Eric C. Davis wrote:
Are there plans for Bind to enforce hostname compliance according to RFC's or is this going to be left up to each DNS operator?

I'm going to take an even more radical "con" position than most of the people in this thread.

An A record maps a DNS name into a 32-bit value.

An AAAA record maps a DNS name into a 128-bit value.

Who's to say for sure that those bit-values are "addresses"? Who's to say for sure that those names are "hostnames"? It's just a mapping function. It could be anything to anything. BIND shouldn't assume.

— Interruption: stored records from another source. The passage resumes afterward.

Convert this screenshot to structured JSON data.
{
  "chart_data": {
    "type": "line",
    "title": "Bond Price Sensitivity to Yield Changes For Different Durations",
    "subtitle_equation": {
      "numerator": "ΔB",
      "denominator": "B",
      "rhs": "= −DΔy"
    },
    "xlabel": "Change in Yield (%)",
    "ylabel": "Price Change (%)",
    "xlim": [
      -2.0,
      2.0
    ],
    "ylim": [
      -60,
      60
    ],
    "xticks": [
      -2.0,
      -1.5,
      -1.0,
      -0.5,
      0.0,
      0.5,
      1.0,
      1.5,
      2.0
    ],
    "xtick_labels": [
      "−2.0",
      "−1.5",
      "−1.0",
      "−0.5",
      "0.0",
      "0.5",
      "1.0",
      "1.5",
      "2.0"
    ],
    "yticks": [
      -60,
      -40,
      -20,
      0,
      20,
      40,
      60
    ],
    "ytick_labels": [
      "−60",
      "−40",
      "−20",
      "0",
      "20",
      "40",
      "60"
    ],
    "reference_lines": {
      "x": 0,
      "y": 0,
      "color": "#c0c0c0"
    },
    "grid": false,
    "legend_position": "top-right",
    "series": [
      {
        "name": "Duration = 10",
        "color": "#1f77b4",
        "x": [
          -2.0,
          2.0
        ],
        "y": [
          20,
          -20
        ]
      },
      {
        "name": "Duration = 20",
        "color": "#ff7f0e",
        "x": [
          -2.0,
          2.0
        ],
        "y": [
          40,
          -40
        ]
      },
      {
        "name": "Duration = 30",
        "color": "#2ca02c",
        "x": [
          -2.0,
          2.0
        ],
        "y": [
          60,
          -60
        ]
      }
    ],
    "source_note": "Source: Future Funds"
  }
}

Hostname compliance checking/enforcement belongs in whatever processes/tools/mechanisms frontend the maintenance of one's zone data. A relatively-sophisticated frontend is assumed. after all, one can't just let one's users throw any manner of garbage into one's zone files. Not only would that let hostnames violate the hostname RFCs (which are distinct from the DNS RFCs, by the way), but would open oneself up to actual *DNS* standards violations, or violations of best practice, e.g. mismatched forward/reverse records, "CNAME and other data", chained CNAMEs, etc. etc. Some of those will prevent zones from loading and break one's DNS.

The frontend is where you can put your hostname compliance checking/enforcement, not only against Internet Standards, but also compliance with your own local conventions and rules regarding the composition of hostnames.

It's not BIND's job, I would be one of the ones hacking *mandatory* compliance out of the code.

So, does that mean BIND is just dumping this job in the "operator's" lap? Not necessarily. In addition to the commercial offerings, there's nothing stopping anyone from developing and/or enhancing F/OSS frontends for maintaining DNS zone data, and for operators everywhere to use the same frontend package, configuring it for their own local rules and conventions. A lot of folks say good things about Webmin, for instance (although I've never used it personally). Maybe it will evolve into a tool that will become the "dominant" one for frontending zone-data maintenance. Or maybe some other package will step into that role. If you're so passionate about hostname-standards-enforcement and have some coding skills, maybe this is something you could work on.